Il se mordilla la barbe.
— Et tu ne peux pas le tirer d’affaire tout seul ?
— Absolument pas.
— Et tu penses que je le peux ?
— Je sais que tu le peux.
Il fit jouer son épée dans son fourreau.
— Tu ne me tendrais pas un piège, tout de même, Corwin.
— Bien sûr que non. Avec tout le temps que j’ai eu pour réfléchir, j’aurais trouvé quelque chose d’un peu plus subtil.
Il soupira. Puis il hocha la tête.
— D’accord. Je te rejoins.
— Je t’attends.
Il resta un instant immobile, puis fit un pas en avant.
Il était à mes côtés. Il tendit la main et la posa sur mon épaule. Il sourit.
— Corwin, dit-il. Je suis content que tes yeux aient repoussé.
Je détournai mon regard.
— Et moi donc. Et moi donc.
— Qui est-ce, là, dans le chariot ?
— Un ami. Il s’appelle Ganelon.
— Où est Benedict ? Quel est le problème ?
Je fis un geste de la main.
— Là-bas. À environ trois kilomètres d’ici. Il est attaché à un arbre. Son cheval est à côté de lui.
— Alors que fais-tu ici ?
— Je fuis.
— Tu fuis quoi ?
— Benedict. C’est moi qui l’ai ligoté.
Il fronça les sourcils.
— Je ne comprends pas…
Je secouai la tête.
— Il y a un malentendu entre nous. Je n’ai pas pu le raisonner et on s’est battus. Je l’ai assommé et ligoté. Je ne peux pas le libérer, sinon il m’attaquerait de nouveau. Mais je ne peux pas non plus le laisser comme ça. Il pourrait lui arriver quelque chose avant qu’il ne puisse se libérer. C’est pour ça que je t’ai appelé. S’il te plaît, libère-le et ramène-le chez lui.
— Et qu’est-ce que tu seras en train de faire pendant ce temps ?
— De me tirer d’ici aussi vite que possible et de me perdre en Ombre. Tu nous rendras à tous les deux un fier service en l’empêchant de se lancer de nouveau à ma poursuite. Je ne veux pas avoir à l’affronter une seconde fois.
— Je vois. Et maintenant, si tu me disais ce qui s’est passé ?

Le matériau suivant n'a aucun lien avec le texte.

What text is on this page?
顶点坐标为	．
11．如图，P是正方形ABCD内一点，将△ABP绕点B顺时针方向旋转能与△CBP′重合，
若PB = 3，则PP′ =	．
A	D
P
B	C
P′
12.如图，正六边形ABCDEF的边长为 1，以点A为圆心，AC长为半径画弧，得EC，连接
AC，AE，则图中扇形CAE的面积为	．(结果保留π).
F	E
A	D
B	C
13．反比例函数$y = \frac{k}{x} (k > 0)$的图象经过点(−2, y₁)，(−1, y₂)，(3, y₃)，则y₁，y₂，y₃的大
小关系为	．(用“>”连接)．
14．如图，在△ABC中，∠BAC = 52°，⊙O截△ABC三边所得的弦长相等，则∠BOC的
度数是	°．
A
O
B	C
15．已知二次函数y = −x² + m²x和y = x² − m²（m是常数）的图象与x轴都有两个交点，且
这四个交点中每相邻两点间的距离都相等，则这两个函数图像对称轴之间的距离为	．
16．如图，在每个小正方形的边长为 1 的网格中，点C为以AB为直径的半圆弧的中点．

— Je ne sais pas exactement. Il m’a traité d’assassin. Je te donne ma parole que je n’ai tué personne pendant mon séjour en Avalon. Dis-le-lui, veux-tu ? Je n’ai aucune raison de te mentir, et je te jure que c’est vrai. Il y aura peut-être autre chose qui l’aura perturbé. S’il y fait allusion, dis-lui qu’il lui faudra s’en remettre à l’explication de Dara.
— Et quelle est-elle ?
Je haussai les épaules.
— Tu le sauras s’il en parle. S’il n’en parle pas, laisse tomber.
— Dara, dis-tu ?
— Oui.
— Très bien. Je ferai ce que tu me demandes… Et maintenant, si tu m’expliquais comment tu t’y es pris pour t’échapper d’Ambre ?
Je souris.
— Simple curiosité ? Ou penses-tu que tu auras peut-être à te servir du tuyau un jour ?
Il rit dans sa barbe.
— Ça me paraissait le genre d’information qu’il est toujours utile d’avoir.
— Je regrette, cher frère, que le monde ne soit pas encore prêt à en prendre connaissance. Si je devais le dire à quelqu’un, ce serait à toi — mais cela ne te serait d’aucune utilité, alors qu’en m’en réservant l’exclusivité, je me garde un atout pour l’avenir.
— En d’autres termes, tu as un moyen à toi d’entrer en Ambre et d’en sortir. Quels projets caresses-tu, Corwin ?
— À ton avis ?…
— La réponse est évidente. Mais mes sentiments sur la question sont mitigés.
— Si tu m’en parlais ?
Il désigna la portion de route noire qui était visible d’où nous nous tenions.
— Cette « chose », dit-il, elle va jusqu’au pied du Kolvir à présent. Toutes sortes de menaces empruntent cette route pour venir attaquer Ambre. Nous nous défendons, nous sommes toujours victorieux. Mais les attaques se font plus violentes et plus fréquentes. Le moment serait mal choisi pour tenter quelque chose, Corwin.
— Ou peut-être serait-il parfaitement choisi, dis-je.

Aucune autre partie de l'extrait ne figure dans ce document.